I shook my head hopelessly, brushing the muck from my face with a shaking hand. I knew damn well I shouldn’t have looked. It was Palmers Green.
* * *r />
We prepared for the funeral with all the excitements and terrors of a First Night. Boots were honed to a brilliance never before seen, even on Colonel’s Inspection, badges glittered, trousers were creased like knife blades. Soap rubbed down the inside of the crease, and then ironed hard, belts blancoed, brasses shining like a Whitbread’s dray horse. We were determined to do our first official Show as well as possible and to give the deceased a far better send off than he had ever had welcome.
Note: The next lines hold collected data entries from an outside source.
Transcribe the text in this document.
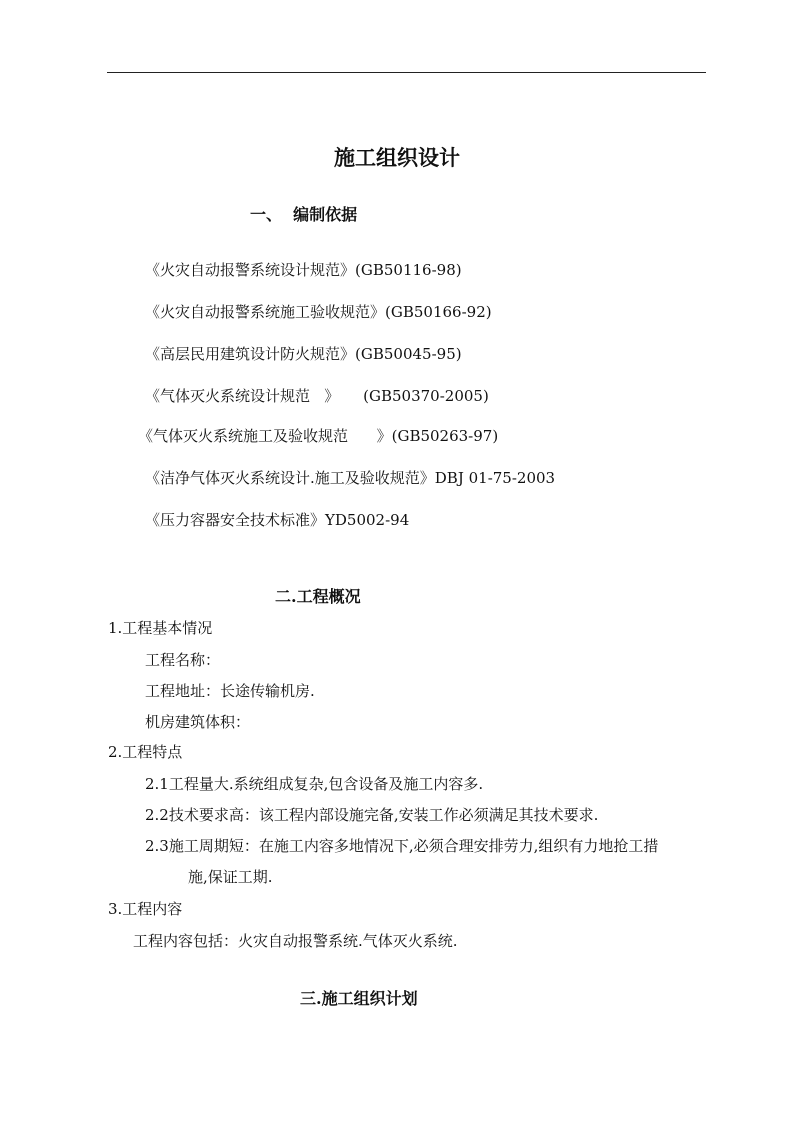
施工组织设计
一、  编制依据
《火灾自动报警系统设计规范》(GB50116-98)
《火灾自动报警系统施工验收规范》(GB50166-92)
《高层民用建筑设计防火规范》(GB50045-95)
《气体灭火系统设计规范   》     (GB50370-2005)
《气体灭火系统施工及验收规范      》(GB50263-97)
《洁净气体灭火系统设计.施工及验收规范》DBJ 01-75-2003
《压力容器安全技术标准》YD5002-94
二.工程概况
1.工程基本情况
工程名称：
工程地址：长途传输机房.
机房建筑体积：
2.工程特点
2.1工程量大.系统组成复杂,包含设备及施工内容多.
2.2技术要求高：该工程内部设施完备,安装工作必须满足其技术要求.
2.3施工周期短：在施工内容多地情况下,必须合理安排劳力,组织有力地抢工措
施,保证工期.
3.工程内容
工程内容包括：火灾自动报警系统.气体灭火系统.
三.施工组织计划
They had asked for volunteers. Palmers Green’s family, shocked and dazed, one presumed, demanded his body to be returned to them in London. Pall bearers, six, were to cart the coffin from Richmond Station along the platform to the London train. I was first, this time because of Palmers Green and the odd, unwanted bond which he had forced upon me. Tilly and Gooley came in also when they knew I was on, and a small, neat, cherubic youth called Derek. His had been one of the few signatures on our ill fated notice for the concert party, and it had written beside his name, “Dancing, acrobatics, splits, etc.” With his wide blue eyes, pink complexion, soft blond hair, delicate voice, and pleasantly defined figure, he had become a fairly frequent visitor to the Sergeants’ Mess up the hill, and so no one dared to openly insult him. Behind his back was a different matter altogether. But it was felt that one false step or word with this angelic, helpless, little fellow would lead straight to a Madagascar posting or anywhere else east of Suez. Without any questions. So he was tolerated. Just about. He never got into the tin-wash or did Pack Drill at the double or anything disagreeable. We were still two short, and finally we were lucky to get Piper, who was a Christian Scientist and said that death was all in the mind so he didn’t care much one way or the other, and Grimm who said that he had been sorry for the poor sod and he ought to have a fitting farewell. They were matched for height and we were off most duties for rehearsals.